"A Late Quartet - Saiten des Lebens" im Kino Spiel mit den Augenbrauen

Das fiktive Fugue String Quartet probt das 14. Streichquartett von Beethoven.

(Foto: dpa)

Normalerweise sind Filme über klassische Musik Dokumentationen. Das legt die Messlatte für einen Kinofilm unerreichbar hoch. Doch der Regisseur von "Saiten des Lebens" hat aus dem Klischee von der Viererehe am Notenpult einiges herausgeholt - auch durch die Mimik der Darsteller.

Von Andrian Kreye

Man muss gar nicht in die musikalische Materie einsteigen, um zu erkennen, dass ein Streichquartett die perfekte Vorlage für ein melodramatisches Kammerspiel im Kino ist. Auch wenn das 14. Streichquartett von Beethoven, welches das fiktive Fugue String Quartet in dem Film mit dem ungerecht kalauerigen deutschen Titel "Saiten des Lebens" probt, eine wuchtige Allegorie auf den Plot ist.

Der Cellist und Altmeister des Quartetts Peter Mitchell (Christopher Walken) bekommt während der Vorbereitungen für die Tournee zum 25. Jubiläum des Quartetts von seiner Ärztin die Diagnose zum Ende seiner Laufbahn. Seine Schwierigkeiten am Instrument sind frühe Symptome einer Parkinson-Erkrankung. Die lange schwelenden Konflikte, die daraufhin ausbrechen, kosten das Quartett ihren Gründer, den zweiten Geiger Robert Gelbart (Philip Seymour Hoffman) und die Bratschistin Juliette Gelbart (Catherine Keener) ihre Ehe und den ersten Geiger Daniel Lerner (Mark Ivanir) seine Moral und die Freundschaft zu seinen Weggefährten.

Es ist eine hochzivilisierte Welt, in die das Chaos und der Wahnsinn da hineinbrechen, ein in sich geschlossener Kosmos in den neoklassizistischen Bürgerhäusern rund um den Central Park und in den akustisch fein austarierten Sälen der Konzerthallen und Konservatorien der Stadt. Die gerät da an ihre Grenzen. Das passt. In Beethovens Spätwerk gehört das 14. Streichquartett in cis-Moll zu den emotionalsten Auseinandersetzungen mit der Vergänglichkeit des Lebens, die abgesehen von Requien je in der Musik geschrieben wurden. Als allegorisches Grundmotiv legt das die Messlatte für einen Kinofilm unerreichbar hoch. Wäre da nicht die Besetzung.

Es gibt zum Beispiel kaum ein besseres Kinoerlebnis, als Philip Seymour Hoffman beim Verzweifeln zuzuschauen. Nur wenige bringen die Mischung aus Furcht, Selbsthass und Überlebenswillen, die jemanden beim Scheitern erfasst, so auf den Punkt. Dazu kommt Christopher Walkens meisterhafter Minimalismus. Ähnlich wie er in seinen Gangsterrollen mit eiskaltem Blick und monotonem Duktus die gesamte Palette der Grausamkeiten auf das Zusammenziehen der Augenwinkel reduzieren kann, spiegelt er mit wenigen Blicken den fatalistischen Pragmatismus eines Todgeweihten. Und dann ist da noch Catherine Keener, die jedem Film nur mit dem Spiel ihrer Augenbrauen eine dramatische Wendung geben kann.

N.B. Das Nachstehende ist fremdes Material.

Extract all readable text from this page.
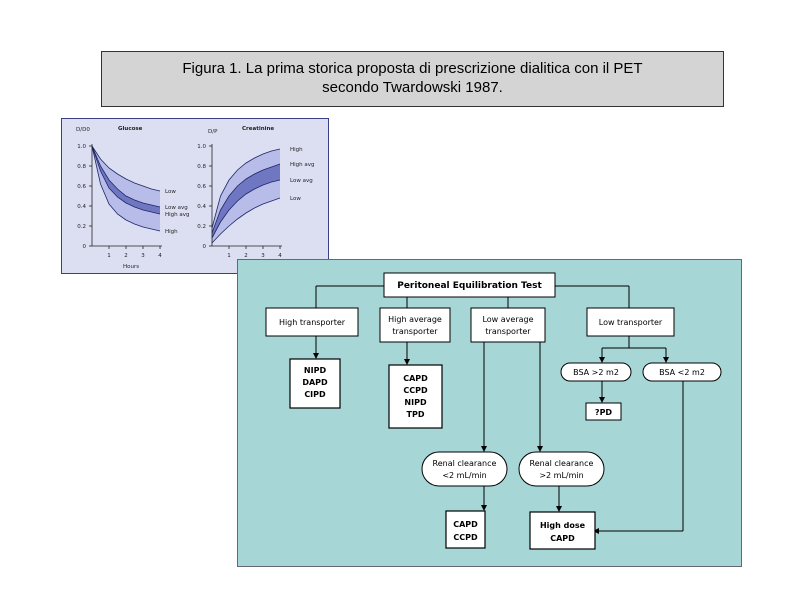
Figura 1. La prima storica proposta di prescrizione dialitica con il PET
secondo Twardowski 1987.
D/D0	Glucose
Hours
D/P	Creatinine
Low
Low avg
High avg
High
0
0.2
0.4
0.6
0.8
1.0
1 2 3 4
High
High avg
Low avg
Low
0
0.2
0.4
0.6
0.8
1.0
1 2 3 4
Peritoneal Equilibration Test
High transporter	High average
transporter
Low average
transporter
Low transporter
NIPD
DAPD
CIPD
CAPD
CCPD
NIPD
TPD
BSA >2 m2	BSA <2 m2
?PD
Renal clearance
<2 mL/min
Renal clearance
>2 mL/min
CAPD
CCPD
High dose
CAPD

Mark Ivanir, der den selbstherrlichen ersten Geiger spielt, und Imogen Poots in der Rolle seiner Schülerin und Tochter der Gelbarts, können da nicht immer ganz mithalten. Das bringt die Balance hin und wider ins Schlingern.

Da ist die Episode in einer Shopping Mall und einem Taxi, in der für die Gelbarts das gesamte gemeinsame Leben zusammenbricht. Er hat sich mit einer Flamencotänzerin eingelassen. Die hat nicht nur sein chronisch verletztes Ego des ewig zweiten Geigers gestreichelt, sondern auch noch einen destruktiven Ehrgeiz in ihm geweckt. Keener und Hoffman überbrücken virtuos die Kluft zwischen der epischen Gewalt des plötzlichen Endes ihrer Ehe und der Banalität der Öffentlichkeit, in der sich dieses Ende vollzieht.

Wenn sich dann Keener mit Poots oder Walken und Hoffman mit Ivanir dramatische Konflikte liefern, sieht man die schauspielerische Überlegenheit der drei, die ihre beiden nicht ganz so virtuosen Kollegen nur bedingt auffangen können. Das aber sind nur wenige Schwächen für einen Film, der es schafft, die emotionalen Abgründe der klassischen Musik, die im Konzertsaal sonst so endgültig verinnerlicht werden, in eine adäquate Handlung zu übersetzen.